No. 5: Don’t forget about maintenance
Security is an ongoing commitment. Schedule monthly updates, patching and maintenance to maximize the investment. For best results, designate an operations team to maintain network security.
No. 6: Get an unbiased opinion
Third-party reviewers and penetration-test vendors can identify weaknesses and areas where security can be improved. In addition to continuous scanning and testing performed by an internal security team, arrange for a third party to conduct one of these tests annually or bi-annually, especially if the system has undergone major changes.
No. 7: Select a partner to help along the way
Perhaps the prospect of securing an AMI network is overwhelming, or an investment in IT, office space or specialized employees is not a viable option. If this is the case, partner with a communications company to host the network. Knowing the network is deployed securely and monitored 24/7 will ensure all data is secure and provide peace of mind.
Customer data is too important to let security fall to the wayside. Before implementing AMI, a utility must have a strong plan to protect its network against cyberattacks.

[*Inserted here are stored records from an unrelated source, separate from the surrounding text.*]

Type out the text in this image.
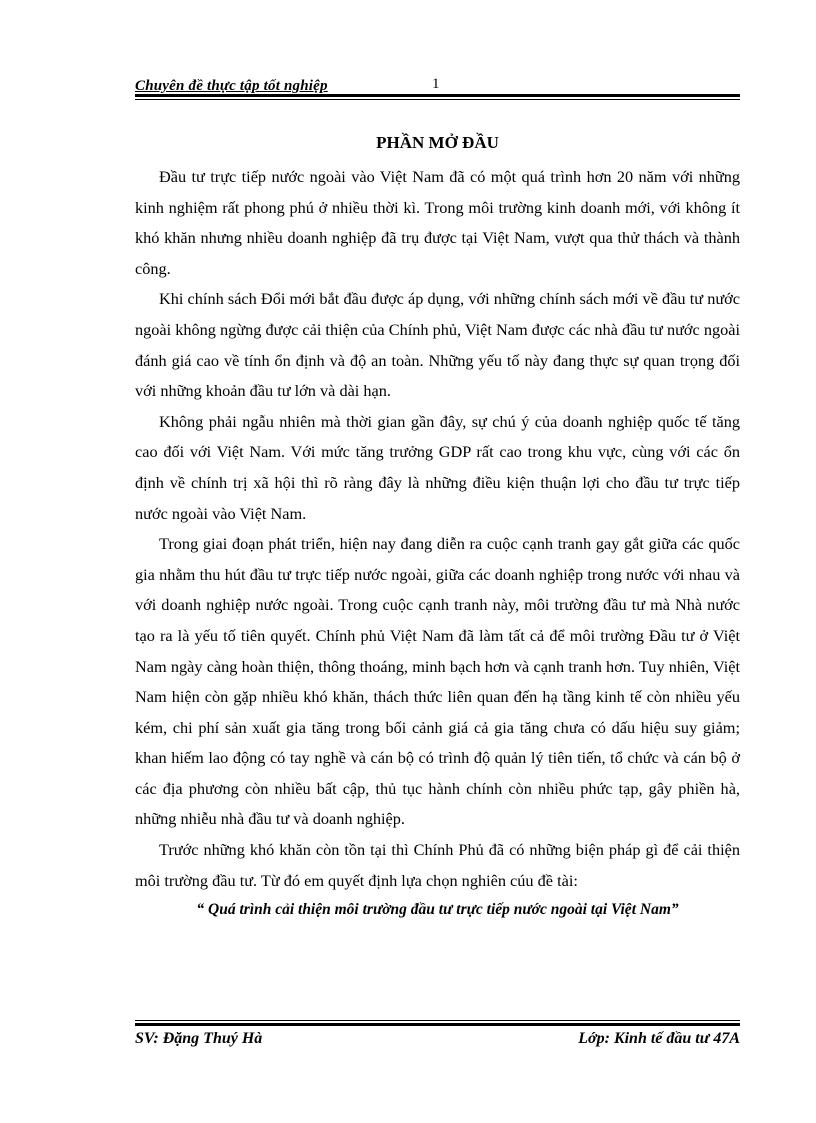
Chuyên đề thực tập tốt nghiệp	1
PHẦN MỞ ĐẦU

Đầu tư trực tiếp nước ngoài vào Việt Nam đã có một quá trình hơn 20 năm với những kinh nghiệm rất phong phú ở nhiều thời kì. Trong môi trường kinh doanh mới, với không ít khó khăn nhưng nhiều doanh nghiệp đã trụ được tại Việt Nam, vượt qua thử thách và thành công.

Khi chính sách Đổi mới bắt đầu được áp dụng, với những chính sách mới về đầu tư nước ngoài không ngừng được cải thiện của Chính phủ, Việt Nam được các nhà đầu tư nước ngoài đánh giá cao về tính ổn định và độ an toàn. Những yếu tố này đang thực sự quan trọng đối với những khoản đầu tư lớn và dài hạn.

Không phải ngẫu nhiên mà thời gian gần đây, sự chú ý của doanh nghiệp quốc tế tăng cao đối với Việt Nam. Với mức tăng trưởng GDP rất cao trong khu vực, cùng với các ổn định về chính trị xã hội thì rõ ràng đây là những điều kiện thuận lợi cho đầu tư trực tiếp nước ngoài vào Việt Nam.

Trong giai đoạn phát triển, hiện nay đang diễn ra cuộc cạnh tranh gay gắt giữa các quốc gia nhằm thu hút đầu tư trực tiếp nước ngoài, giữa các doanh nghiệp trong nước với nhau và với doanh nghiệp nước ngoài. Trong cuộc cạnh tranh này, môi trường đầu tư mà Nhà nước tạo ra là yếu tố tiên quyết. Chính phủ Việt Nam đã làm tất cả để môi trường Đầu tư ở Việt Nam ngày càng hoàn thiện, thông thoáng, minh bạch hơn và cạnh tranh hơn. Tuy nhiên, Việt Nam hiện còn gặp nhiều khó khăn, thách thức liên quan đến hạ tầng kinh tế còn nhiều yếu kém, chi phí sản xuất gia tăng trong bối cảnh giá cả gia tăng chưa có dấu hiệu suy giảm; khan hiếm lao động có tay nghề và cán bộ có trình độ quản lý tiên tiến, tổ chức và cán bộ ở các địa phương còn nhiều bất cập, thủ tục hành chính còn nhiều phức tạp, gây phiền hà, những nhiễu nhà đầu tư và doanh nghiệp.

Trước những khó khăn còn tồn tại thì Chính Phủ đã có những biện pháp gì để cải thiện môi trường đầu tư. Từ đó em quyết định lựa chọn nghiên cúu đề tài:

“ Quá trình cải thiện môi trường đầu tư trực tiếp nước ngoài tại Việt Nam”

SV: Đặng Thuý Hà	Lớp: Kinh tế đầu tư 47A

Balu Ambady is the director of security for Sensus. As an information security leader with more than 20 years of experience, he has expertise in creating advanced security infrastructure and developing security compliance programs. Prior to joining Sensus, Balu served as the director of advanced technology and security for CableLabs where he managed the design and development of video architecture and security. Balu is a Certified Information Systems Security Professional and Certified Information Security Manager.